Pierre angulaire du death-metal suédois pour beaucoup, « Left Hand Path » établit en son temps un standard en terme de son (grave, râpeux et sale). Enregistré au Sunlight Studio de Tomas Skogsberg, il influencera toute la scène scandinave du début des années 90. Les morceaux se suivent sans laisser de répit et sont tous très puissants, d’une homogénéité sans faille : il n’y a rien de superflu, ni dans les structures des morceaux, ni dans les riffs ou les soli, ni dans les parties vocales pourtant hurlées à la mort, ni dans les rythmiques de batterie. C’est la sauvagerie qui prédomine sur cet album, l’immédiateté : les mélodies sont accrocheuses malgré la saleté du son de distorsion, les riffs renvoient parfois à la rusticité du punk/hardcore, une influence revendiquée par le groupe. Quand une guitare lead s’exprime, c’est pour souligner ici les ténèbres (harmonisation lugubre) ou bien ailleurs le chaos (atonalité agressive). Quelques passages (à la fin de « Left Hand Path » ou au milieu de « When Life Has Ceased » par exemple) ralentissent sévèrement avec de gros accords écrasants, contrastant avec l’allure générale, plutôt rapide c’est vrai mais ne tombant jamais dans la surenchère : rien ne dépasse de ce bloc de death-metal intense et intègre. Il y a, en plus, quelque chose de particulier dans l’architecture de ce disque qui résout plutôt bien la contradiction entre progression narrative et structure couplet/refrain : cela produit une sorte de sentiment épique malgré la sauvagerie générale, et c’est ce que je trouve très fort, encore bien des années après l’avoir découvert. Le jeu de batterie est énorme sans éclipser le reste des instruments : efficace et spontané, ce sont les deux qualités qui me viennent à l’esprit pour le décrire. La basse, bien que discrète, claque parfois sur les guitares en des moments bienvenus, mais elle n’apporte rien d’essentiel sur la longueur. Enfin, le chant est déchiré, à moitié guttural, à moitié hurlé, sur certains passages, même complètement possédé par la folie je trouve (les cris et rires sadiques dans « Morbid Devourment ») ; assez peu retravaillé visiblement, c’est lui qui donne au disque sa couleur, les phrases sont parfois complètement mangées et sur « Bitter Loss », si on entend une phrase en chant clair elle est vite happée par les borborygmes inhumains qui suivent. Une tuerie… Un de mes disques préférés dans le genre, je l'avoue, ni plus ni moins.
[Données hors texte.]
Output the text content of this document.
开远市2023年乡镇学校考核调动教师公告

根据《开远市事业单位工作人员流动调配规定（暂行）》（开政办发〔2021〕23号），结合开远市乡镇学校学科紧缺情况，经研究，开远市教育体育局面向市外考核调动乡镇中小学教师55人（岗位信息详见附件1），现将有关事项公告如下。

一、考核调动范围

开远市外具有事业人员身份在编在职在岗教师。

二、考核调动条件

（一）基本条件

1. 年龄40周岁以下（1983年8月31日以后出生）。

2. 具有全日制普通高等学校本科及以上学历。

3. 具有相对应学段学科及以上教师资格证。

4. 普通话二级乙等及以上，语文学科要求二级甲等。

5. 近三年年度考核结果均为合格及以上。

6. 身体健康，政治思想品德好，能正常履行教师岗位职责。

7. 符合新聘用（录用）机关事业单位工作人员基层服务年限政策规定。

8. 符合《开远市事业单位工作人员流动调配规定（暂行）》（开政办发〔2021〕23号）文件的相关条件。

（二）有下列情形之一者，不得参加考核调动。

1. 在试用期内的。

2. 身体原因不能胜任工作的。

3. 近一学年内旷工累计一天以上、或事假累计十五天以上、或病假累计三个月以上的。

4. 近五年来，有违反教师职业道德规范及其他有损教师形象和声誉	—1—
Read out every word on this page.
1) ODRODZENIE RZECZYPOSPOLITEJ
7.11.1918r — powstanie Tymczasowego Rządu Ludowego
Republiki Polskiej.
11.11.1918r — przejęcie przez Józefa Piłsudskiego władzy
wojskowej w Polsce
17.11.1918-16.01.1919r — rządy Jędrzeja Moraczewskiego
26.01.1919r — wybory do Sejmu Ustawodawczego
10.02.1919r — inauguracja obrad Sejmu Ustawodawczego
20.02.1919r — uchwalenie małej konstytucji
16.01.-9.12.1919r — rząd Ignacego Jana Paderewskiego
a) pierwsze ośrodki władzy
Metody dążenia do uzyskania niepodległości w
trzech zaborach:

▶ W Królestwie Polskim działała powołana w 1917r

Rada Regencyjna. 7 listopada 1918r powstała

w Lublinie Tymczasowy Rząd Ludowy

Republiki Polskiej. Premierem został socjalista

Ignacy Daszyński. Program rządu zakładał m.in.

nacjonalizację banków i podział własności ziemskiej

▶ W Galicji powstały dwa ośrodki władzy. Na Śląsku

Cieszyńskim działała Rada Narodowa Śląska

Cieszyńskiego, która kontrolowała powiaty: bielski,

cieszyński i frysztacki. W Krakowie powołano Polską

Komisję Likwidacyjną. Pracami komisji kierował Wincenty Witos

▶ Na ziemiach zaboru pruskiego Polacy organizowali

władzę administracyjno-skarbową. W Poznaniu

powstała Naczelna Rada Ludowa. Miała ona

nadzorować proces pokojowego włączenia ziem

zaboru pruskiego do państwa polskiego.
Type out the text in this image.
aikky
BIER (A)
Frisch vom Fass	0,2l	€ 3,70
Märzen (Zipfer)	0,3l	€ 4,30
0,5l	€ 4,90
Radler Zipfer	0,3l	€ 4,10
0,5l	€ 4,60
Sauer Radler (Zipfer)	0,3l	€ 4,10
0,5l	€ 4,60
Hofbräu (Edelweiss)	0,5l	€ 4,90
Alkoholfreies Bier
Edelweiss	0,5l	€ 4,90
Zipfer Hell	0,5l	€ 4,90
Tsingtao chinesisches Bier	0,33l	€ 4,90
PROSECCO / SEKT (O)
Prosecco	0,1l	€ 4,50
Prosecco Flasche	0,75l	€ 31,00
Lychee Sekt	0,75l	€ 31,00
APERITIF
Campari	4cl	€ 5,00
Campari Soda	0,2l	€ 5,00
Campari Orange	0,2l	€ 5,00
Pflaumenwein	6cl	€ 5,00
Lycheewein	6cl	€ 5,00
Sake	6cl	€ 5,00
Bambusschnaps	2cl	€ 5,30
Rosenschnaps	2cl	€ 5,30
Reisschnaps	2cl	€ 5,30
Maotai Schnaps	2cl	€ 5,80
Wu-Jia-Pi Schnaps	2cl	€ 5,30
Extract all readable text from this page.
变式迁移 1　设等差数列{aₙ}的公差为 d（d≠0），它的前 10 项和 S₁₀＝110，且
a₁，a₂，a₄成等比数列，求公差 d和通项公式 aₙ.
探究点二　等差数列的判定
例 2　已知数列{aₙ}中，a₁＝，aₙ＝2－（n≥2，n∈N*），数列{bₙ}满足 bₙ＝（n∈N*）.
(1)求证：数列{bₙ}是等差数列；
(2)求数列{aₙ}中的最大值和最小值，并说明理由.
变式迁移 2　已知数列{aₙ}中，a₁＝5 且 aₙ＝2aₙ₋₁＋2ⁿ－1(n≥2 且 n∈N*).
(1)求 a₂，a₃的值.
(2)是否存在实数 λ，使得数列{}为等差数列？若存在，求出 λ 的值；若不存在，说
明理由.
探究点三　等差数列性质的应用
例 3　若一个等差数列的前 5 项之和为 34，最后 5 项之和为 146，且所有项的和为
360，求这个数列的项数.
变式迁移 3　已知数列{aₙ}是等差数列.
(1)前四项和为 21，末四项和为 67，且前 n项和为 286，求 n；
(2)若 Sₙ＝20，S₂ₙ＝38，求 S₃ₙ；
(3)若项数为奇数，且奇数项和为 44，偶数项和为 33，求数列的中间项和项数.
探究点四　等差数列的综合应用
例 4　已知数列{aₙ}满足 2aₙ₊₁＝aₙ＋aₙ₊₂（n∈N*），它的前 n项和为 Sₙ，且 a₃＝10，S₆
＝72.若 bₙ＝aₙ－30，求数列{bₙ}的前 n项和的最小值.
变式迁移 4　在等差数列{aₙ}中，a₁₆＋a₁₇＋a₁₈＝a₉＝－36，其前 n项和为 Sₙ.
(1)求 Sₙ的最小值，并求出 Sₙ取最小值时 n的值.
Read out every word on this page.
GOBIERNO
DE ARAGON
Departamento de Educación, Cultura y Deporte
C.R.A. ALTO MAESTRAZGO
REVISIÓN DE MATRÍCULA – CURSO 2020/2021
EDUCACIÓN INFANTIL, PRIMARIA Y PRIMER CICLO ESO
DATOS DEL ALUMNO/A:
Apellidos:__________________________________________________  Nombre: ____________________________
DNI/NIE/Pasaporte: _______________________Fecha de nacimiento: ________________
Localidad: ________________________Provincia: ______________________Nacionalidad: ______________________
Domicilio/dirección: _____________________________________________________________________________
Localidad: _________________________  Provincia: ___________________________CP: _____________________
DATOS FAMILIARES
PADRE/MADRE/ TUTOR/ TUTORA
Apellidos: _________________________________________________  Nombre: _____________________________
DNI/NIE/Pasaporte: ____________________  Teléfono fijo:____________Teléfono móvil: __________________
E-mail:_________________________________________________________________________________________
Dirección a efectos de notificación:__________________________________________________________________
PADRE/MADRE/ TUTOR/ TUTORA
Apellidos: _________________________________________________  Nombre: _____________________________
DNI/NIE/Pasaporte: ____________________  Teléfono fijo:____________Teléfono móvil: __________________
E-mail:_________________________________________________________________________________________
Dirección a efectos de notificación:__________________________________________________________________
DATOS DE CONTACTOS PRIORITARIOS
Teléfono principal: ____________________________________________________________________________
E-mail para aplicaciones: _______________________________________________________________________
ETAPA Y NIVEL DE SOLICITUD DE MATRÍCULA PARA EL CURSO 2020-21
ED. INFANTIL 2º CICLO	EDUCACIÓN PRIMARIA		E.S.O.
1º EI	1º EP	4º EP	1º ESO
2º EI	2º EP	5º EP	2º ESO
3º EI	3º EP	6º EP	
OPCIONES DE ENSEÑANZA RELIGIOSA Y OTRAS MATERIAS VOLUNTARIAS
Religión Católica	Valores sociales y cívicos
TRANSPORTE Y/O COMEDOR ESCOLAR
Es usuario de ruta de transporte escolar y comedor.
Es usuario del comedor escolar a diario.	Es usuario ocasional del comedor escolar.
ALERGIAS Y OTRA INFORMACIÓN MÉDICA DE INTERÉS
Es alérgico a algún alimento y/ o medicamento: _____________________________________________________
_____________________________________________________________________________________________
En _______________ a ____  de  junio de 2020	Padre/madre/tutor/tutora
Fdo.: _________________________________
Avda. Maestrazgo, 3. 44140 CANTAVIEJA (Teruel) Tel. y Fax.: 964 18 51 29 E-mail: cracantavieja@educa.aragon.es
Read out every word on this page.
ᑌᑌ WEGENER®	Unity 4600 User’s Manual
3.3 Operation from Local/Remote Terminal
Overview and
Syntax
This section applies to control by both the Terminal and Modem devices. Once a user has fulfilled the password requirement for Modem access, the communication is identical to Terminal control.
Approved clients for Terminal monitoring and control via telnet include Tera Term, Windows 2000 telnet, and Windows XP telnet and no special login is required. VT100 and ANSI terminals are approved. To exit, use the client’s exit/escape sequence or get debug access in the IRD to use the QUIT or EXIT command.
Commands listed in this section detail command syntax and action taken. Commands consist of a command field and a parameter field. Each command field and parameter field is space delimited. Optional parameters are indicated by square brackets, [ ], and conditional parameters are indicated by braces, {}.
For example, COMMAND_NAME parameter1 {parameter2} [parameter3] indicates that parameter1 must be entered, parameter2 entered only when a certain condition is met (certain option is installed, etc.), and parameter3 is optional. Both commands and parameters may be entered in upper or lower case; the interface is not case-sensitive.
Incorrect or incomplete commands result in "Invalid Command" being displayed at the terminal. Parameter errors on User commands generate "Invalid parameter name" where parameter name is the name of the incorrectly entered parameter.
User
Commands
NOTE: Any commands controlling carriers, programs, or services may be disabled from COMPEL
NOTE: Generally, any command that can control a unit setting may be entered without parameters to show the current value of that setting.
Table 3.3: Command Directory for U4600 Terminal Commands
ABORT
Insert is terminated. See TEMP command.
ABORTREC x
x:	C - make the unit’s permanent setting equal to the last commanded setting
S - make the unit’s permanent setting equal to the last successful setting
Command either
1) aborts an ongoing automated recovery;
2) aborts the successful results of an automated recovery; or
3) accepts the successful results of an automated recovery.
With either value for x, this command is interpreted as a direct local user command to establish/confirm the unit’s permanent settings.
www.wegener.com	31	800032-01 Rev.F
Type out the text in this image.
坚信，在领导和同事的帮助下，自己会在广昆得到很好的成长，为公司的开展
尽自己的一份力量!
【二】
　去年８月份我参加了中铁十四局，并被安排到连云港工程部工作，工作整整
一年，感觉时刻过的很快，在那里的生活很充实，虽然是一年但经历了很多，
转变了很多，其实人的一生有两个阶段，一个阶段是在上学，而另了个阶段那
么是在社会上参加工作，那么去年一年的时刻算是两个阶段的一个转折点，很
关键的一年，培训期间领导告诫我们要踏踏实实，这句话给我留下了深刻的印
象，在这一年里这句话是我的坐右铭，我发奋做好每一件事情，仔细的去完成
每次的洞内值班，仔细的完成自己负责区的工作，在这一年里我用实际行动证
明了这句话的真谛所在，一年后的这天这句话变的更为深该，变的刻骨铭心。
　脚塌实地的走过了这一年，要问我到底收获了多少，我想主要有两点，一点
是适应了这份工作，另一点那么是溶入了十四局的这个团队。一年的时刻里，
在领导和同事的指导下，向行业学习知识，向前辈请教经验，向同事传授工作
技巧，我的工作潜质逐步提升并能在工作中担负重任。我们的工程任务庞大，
La réédition de 1999 de cette version CD compte deux bonus tracks : « Carnal Leftovers » et « Premature Autopsy ». Un morceau beaucoup plus « punk » d’abord, très direct avec un riff principal très accrocheur et des blast beats frénétiques, pourtant par ailleurs peu prisés du groupe. Un autre titre, ensuite, plus classique, au chant noyé par un effet assez affreux, et qui n’apporte pas grand chose de plus à ce monument.